Все это я видел. И если до моего осуждения я знал уже, что современная система наказания дурна, то, оставляя Клэрво, я понял также, что система эта не только дурна и несправедлива, но что чистое безумие со стороны общества поддерживать на свой счет – по неведению или по притворному незнанию действительности – эти «университеты преступности» и эти гнезда развращения; все это под предлогом, что остроги необходимы для обуздания преступных инстинктов нескольких людей.

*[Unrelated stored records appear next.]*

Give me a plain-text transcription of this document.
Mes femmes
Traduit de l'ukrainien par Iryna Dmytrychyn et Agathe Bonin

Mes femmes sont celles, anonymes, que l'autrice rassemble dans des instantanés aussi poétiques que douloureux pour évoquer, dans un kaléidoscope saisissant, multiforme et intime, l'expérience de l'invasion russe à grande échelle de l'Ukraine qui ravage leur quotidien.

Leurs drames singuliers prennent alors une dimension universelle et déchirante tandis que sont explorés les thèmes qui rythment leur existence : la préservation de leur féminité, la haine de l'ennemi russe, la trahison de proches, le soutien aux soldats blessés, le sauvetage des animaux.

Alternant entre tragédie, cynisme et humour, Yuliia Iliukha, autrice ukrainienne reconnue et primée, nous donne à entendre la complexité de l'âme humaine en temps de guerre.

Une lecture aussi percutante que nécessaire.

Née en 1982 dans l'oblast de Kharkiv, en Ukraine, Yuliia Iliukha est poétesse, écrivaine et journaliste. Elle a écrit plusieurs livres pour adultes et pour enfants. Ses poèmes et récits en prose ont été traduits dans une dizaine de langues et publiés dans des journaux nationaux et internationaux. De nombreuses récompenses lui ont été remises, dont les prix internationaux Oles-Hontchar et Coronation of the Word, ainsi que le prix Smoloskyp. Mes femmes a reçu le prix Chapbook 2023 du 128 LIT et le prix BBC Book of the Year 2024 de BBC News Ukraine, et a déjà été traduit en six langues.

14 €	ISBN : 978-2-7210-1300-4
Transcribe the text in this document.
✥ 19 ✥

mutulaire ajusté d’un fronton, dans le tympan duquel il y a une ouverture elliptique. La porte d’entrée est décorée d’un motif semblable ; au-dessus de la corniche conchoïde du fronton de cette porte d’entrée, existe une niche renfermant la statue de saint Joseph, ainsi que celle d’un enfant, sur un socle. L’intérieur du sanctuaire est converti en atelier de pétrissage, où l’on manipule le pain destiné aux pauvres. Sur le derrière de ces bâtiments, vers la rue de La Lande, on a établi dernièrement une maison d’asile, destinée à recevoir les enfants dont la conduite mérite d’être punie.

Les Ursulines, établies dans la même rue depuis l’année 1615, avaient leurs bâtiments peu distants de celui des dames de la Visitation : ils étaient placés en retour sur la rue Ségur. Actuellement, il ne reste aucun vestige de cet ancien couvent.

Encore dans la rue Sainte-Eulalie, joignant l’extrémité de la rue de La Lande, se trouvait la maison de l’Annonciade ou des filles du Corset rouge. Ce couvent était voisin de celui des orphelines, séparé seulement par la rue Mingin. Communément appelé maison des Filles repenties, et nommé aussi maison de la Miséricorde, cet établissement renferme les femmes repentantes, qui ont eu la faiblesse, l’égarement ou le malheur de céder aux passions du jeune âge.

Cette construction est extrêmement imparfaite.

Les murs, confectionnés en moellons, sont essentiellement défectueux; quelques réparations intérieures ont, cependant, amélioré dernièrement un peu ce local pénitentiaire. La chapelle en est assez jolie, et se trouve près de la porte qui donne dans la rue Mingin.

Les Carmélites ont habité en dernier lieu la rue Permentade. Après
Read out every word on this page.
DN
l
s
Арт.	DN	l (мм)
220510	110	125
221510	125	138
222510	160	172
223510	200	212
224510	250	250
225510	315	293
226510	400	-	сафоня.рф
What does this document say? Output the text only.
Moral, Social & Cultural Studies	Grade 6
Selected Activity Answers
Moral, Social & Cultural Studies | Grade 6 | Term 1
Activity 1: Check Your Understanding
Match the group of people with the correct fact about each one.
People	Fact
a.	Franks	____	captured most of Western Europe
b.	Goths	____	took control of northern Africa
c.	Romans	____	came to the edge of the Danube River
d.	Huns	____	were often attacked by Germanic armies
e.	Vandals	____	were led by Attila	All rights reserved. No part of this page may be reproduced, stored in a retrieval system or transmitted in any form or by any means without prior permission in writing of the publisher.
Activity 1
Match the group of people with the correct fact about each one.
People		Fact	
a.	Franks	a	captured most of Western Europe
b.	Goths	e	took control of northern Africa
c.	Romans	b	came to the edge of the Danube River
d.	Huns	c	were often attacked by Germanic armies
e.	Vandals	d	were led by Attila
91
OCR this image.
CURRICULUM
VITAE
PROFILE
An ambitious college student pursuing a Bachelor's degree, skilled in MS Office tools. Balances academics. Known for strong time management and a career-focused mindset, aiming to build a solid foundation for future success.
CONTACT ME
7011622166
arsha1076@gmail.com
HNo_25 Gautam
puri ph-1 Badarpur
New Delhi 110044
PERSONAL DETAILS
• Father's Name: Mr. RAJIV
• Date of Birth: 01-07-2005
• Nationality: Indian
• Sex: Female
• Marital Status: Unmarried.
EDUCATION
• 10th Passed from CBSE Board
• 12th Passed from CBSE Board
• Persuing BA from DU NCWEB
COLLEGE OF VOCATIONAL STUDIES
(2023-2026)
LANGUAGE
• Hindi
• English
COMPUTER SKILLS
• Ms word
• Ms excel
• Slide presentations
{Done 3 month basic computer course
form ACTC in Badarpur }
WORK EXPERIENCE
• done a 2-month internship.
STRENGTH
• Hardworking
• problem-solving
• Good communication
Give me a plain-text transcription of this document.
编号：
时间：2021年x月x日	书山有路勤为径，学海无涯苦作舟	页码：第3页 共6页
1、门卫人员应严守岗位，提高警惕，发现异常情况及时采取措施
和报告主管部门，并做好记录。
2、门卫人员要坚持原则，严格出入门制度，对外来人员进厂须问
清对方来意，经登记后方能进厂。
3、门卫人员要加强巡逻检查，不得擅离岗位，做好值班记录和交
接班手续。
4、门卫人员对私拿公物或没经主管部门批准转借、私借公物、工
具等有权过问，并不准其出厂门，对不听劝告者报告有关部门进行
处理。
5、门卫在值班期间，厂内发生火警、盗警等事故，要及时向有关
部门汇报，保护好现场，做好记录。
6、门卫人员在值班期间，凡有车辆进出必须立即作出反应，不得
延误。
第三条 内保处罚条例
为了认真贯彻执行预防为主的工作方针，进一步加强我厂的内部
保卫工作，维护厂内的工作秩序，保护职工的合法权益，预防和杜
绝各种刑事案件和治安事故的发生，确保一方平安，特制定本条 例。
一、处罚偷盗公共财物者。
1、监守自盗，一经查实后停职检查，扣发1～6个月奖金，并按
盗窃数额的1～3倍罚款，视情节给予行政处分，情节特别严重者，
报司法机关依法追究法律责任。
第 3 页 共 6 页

XIV. Мои столкновения с тайной полицией. Забавное донесение тайного агента. Разоблаченные шпионы. Мнимый барон. Последствия шпионства
Каждый революционер встречает на своем пути известное число шпионов и агентов-провокаторов. Я тоже сподобился этого добра. Все правительства тратят значительные деньги на содержание этих гадин, но, в сущности, они опасны только для зеленой молодежи. Кто знает немного жизнь и людей, быстро научается узнавать этот сорт людей: что-то такое есть в этих людях, что заставляет сразу быть настороже. Вербуются они из подонков общества – из людей, нравственный уровень которых очень низок. И если кто присматривается к нравственному облику тех, с которыми встречается, то скоро замечает в манерах этих «столпов общества» нечто такое, что поражает его и заставляет задать себе вопрос: «Что привело этих людей ко мне? Что общего могут они иметь со мной?» В большинстве случаев этот простой вопрос достаточен, чтобы насторожиться.
Когда я в первый раз приехал в Женеву, агент русского правительства, который должен был следить за эмигрантами, был всем нам хорошо известен. Он назывался «графом Х.», но так как у него не было ни лакея, ни кареты, на которой он мог бы поместить свой герб, то он вышил его на попонке своей собачки. Мы встречали его иногда в кафе, но не заговаривали с ним. В сущности он был «безобидный», так как попросту покупал в киосках издания эмигрантов и, по всей вероятности, сдабривал их своими примечаниями в донесениях по начальству.
Совсем другой народ начал появляться в Женеве, когда туда стало приезжать новое поколение эмиграции. И, однако, тем или иным путем мы всегда узнавали и новых шпионов.